More Network Driven plans: Patients used to be able to see just about anyone for care. Now there are more HMO, EPO and PPO networks and these networks are becoming smaller. Some services may require preauthorization. The use of designated Primary Care Physicians and specialist referrals are also coming back.
Reduced or Eliminated Non-Network Benefits: Most people focus on the ‘in-network’ schedule, but out of network users now face higher deductibles, higher coinsurance and higher out of pocket limits. Carriers are also limiting their reimbursements to non-participating providers.
Fewer services covered for a co-pay. In the past a co-pay covered most of the services you received at the doctor’s office. Now many times labs, x-rays, and minor procedures fall under the deductible instead. That goes for preventative care too.
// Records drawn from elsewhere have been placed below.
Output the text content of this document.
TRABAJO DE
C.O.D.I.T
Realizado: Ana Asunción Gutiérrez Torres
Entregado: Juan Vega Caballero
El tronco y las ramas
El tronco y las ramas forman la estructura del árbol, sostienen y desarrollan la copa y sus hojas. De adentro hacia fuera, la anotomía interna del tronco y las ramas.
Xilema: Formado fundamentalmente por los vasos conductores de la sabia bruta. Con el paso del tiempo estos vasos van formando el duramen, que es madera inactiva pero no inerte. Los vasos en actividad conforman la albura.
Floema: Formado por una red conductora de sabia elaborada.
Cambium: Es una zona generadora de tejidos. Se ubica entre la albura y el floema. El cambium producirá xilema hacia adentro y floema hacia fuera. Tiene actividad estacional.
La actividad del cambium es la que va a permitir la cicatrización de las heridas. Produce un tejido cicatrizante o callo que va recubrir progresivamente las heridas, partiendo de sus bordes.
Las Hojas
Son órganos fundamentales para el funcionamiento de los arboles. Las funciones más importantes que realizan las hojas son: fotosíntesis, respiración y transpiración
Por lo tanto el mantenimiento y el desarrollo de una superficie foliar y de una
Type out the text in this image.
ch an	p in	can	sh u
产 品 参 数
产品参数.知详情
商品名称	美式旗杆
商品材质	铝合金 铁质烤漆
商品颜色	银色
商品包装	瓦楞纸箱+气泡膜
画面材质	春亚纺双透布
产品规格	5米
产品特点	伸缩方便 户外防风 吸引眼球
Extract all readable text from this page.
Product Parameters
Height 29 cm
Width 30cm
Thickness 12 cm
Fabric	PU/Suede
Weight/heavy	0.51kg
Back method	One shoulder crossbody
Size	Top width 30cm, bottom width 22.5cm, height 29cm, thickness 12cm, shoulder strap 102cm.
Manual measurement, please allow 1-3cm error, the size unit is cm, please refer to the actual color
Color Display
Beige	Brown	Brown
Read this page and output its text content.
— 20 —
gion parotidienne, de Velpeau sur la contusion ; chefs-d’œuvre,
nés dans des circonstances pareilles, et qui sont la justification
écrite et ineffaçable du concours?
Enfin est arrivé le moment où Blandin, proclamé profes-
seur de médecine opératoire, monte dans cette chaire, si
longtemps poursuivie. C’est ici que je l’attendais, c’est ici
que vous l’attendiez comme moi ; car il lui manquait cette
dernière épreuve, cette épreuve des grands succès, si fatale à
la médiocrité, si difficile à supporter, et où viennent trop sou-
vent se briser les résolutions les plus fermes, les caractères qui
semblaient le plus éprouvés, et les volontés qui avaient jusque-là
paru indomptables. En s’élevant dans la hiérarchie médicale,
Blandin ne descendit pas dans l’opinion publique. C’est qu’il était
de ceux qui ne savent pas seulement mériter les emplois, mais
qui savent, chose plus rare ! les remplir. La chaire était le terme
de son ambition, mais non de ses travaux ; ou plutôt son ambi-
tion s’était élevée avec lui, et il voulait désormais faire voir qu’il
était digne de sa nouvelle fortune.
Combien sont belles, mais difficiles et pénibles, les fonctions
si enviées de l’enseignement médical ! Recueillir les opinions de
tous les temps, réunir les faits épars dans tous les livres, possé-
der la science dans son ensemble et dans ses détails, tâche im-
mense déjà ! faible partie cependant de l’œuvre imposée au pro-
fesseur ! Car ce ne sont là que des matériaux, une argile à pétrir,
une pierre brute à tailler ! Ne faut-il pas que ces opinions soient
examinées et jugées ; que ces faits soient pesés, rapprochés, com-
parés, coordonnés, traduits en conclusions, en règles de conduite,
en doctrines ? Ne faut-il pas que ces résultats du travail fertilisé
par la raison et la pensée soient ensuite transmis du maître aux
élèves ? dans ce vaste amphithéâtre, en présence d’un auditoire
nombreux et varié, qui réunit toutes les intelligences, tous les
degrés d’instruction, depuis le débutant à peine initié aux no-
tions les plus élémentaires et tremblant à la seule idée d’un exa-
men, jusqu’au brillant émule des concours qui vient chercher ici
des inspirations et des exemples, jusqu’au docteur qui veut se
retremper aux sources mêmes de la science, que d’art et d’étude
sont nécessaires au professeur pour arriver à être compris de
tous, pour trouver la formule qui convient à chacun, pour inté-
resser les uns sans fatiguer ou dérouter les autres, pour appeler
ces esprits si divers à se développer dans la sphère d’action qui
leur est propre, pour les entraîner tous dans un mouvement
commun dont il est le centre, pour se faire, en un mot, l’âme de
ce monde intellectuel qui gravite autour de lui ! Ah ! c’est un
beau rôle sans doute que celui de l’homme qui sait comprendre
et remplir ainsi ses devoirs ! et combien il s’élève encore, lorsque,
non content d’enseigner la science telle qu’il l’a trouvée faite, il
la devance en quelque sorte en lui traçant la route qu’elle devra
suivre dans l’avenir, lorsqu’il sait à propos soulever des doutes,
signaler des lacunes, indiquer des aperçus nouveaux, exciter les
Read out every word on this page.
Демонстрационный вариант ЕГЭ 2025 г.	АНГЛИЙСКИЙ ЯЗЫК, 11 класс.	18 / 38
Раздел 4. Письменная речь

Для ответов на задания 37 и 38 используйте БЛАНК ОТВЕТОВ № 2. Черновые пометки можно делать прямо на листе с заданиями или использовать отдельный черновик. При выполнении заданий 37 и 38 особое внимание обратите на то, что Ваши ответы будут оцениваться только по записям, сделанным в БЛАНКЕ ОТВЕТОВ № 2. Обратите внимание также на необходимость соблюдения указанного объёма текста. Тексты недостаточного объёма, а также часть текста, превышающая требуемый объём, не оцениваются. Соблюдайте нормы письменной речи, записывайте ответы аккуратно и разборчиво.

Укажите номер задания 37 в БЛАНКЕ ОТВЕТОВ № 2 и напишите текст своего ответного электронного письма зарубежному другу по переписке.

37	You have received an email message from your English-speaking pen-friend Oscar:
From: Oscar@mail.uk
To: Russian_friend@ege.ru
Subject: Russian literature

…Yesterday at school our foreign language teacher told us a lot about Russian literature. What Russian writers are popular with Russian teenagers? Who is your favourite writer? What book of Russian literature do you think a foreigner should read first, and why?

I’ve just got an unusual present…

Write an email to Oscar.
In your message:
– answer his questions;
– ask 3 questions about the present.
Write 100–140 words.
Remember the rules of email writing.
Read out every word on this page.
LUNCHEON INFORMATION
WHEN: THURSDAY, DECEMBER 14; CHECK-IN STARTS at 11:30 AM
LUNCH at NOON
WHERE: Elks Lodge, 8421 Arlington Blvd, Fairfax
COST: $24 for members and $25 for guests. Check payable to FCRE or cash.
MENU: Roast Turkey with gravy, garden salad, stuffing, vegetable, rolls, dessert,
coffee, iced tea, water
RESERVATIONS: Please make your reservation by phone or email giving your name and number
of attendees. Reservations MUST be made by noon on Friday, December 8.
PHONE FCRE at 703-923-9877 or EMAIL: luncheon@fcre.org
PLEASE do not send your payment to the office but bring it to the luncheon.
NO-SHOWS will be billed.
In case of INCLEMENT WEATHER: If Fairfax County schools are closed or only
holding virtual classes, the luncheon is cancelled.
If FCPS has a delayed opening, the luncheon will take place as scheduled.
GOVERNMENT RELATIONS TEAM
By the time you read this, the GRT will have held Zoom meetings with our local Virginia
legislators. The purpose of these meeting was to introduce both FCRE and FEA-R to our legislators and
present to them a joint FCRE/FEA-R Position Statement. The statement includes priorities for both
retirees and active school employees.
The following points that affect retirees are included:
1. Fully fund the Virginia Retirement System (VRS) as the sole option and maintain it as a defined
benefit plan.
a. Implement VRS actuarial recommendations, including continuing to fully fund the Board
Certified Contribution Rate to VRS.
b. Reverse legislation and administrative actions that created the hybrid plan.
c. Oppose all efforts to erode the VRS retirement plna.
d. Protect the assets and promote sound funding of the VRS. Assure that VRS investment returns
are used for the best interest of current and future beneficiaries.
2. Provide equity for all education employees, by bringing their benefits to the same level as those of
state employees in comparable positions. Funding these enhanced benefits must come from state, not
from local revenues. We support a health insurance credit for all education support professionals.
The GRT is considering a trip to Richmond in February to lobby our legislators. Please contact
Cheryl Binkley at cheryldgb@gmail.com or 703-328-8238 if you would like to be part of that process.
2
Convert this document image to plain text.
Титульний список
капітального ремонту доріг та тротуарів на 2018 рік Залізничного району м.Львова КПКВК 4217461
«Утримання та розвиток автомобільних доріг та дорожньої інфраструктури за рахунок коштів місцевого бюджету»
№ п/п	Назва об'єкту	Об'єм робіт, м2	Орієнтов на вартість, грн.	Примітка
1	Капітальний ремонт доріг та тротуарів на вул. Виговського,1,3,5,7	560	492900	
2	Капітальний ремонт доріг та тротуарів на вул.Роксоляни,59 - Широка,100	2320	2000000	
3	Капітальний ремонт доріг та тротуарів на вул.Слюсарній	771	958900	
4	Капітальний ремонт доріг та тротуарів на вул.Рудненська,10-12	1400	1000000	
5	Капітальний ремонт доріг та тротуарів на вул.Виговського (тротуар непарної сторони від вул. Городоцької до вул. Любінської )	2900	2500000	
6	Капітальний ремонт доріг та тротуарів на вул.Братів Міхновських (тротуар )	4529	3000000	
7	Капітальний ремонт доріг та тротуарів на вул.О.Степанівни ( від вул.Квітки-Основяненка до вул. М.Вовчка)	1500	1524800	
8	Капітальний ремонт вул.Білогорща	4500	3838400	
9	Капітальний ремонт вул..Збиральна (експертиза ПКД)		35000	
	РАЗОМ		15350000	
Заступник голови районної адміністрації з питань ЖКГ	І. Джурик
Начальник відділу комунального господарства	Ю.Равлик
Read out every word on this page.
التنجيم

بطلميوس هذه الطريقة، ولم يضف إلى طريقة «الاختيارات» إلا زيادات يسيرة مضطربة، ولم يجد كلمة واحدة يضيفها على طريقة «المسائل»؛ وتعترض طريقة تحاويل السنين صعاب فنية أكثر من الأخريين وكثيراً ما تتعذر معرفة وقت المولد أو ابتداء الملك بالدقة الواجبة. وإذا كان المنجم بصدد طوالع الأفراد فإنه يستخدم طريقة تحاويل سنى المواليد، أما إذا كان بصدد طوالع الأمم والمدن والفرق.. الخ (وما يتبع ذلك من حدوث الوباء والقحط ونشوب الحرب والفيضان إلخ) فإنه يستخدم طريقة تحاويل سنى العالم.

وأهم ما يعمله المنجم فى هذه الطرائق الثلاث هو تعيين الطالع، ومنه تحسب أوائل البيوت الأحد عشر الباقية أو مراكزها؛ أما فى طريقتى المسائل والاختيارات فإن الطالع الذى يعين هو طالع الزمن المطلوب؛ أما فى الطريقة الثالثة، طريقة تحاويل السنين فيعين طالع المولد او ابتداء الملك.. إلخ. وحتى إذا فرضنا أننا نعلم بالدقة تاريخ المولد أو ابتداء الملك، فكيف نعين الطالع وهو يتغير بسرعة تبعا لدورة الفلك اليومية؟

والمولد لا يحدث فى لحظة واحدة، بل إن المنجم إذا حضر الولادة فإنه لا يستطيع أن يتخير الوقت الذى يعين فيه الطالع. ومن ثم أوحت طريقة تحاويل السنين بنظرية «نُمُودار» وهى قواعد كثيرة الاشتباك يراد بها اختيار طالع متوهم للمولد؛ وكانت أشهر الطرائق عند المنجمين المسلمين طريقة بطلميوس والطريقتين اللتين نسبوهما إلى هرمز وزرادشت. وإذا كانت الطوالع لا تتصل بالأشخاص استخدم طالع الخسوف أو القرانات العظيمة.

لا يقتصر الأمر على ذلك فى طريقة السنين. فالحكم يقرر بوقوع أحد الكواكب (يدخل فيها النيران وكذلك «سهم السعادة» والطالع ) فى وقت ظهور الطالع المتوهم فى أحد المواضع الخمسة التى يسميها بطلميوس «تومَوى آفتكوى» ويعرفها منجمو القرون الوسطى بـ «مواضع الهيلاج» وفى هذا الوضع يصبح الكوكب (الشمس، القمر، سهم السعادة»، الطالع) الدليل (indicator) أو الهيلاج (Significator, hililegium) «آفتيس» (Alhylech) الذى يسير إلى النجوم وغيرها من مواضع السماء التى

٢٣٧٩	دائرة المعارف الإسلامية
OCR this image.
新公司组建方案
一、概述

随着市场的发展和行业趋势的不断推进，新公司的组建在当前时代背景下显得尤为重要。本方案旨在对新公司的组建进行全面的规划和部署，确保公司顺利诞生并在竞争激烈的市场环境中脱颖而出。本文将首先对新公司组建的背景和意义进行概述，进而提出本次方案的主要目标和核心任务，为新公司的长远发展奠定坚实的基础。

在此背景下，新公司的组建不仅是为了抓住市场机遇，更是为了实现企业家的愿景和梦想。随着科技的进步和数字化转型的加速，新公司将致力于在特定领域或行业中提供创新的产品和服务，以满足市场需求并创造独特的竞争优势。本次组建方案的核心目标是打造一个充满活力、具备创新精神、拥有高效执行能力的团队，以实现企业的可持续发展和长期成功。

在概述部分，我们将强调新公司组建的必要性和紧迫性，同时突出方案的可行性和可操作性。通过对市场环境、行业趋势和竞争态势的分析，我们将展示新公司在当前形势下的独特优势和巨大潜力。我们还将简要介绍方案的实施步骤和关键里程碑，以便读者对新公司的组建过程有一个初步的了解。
If you visit your doctor for a physical, and mention your elbow hurts, they may charge you for a ‘sick’ visit.
Prescriptions: To help control rising Rx costs, plans are using:
- narrower formularies
- separate deductibles for Rx,
- eliminating ‘dispense as written’,
- maintenance medicine filled through mail order, instead of retail pharmacy,
- network pharmacies,
- prior authorization, quantity limits, step therapy,
- tier adjustments (ex: moving a drug from tier 3 to 4)
- mandatory generics.
This list isn’t exhaustive. Your particular plan may or may not use these cost containment measures but we feel it’s important for our clients to be aware of the trend.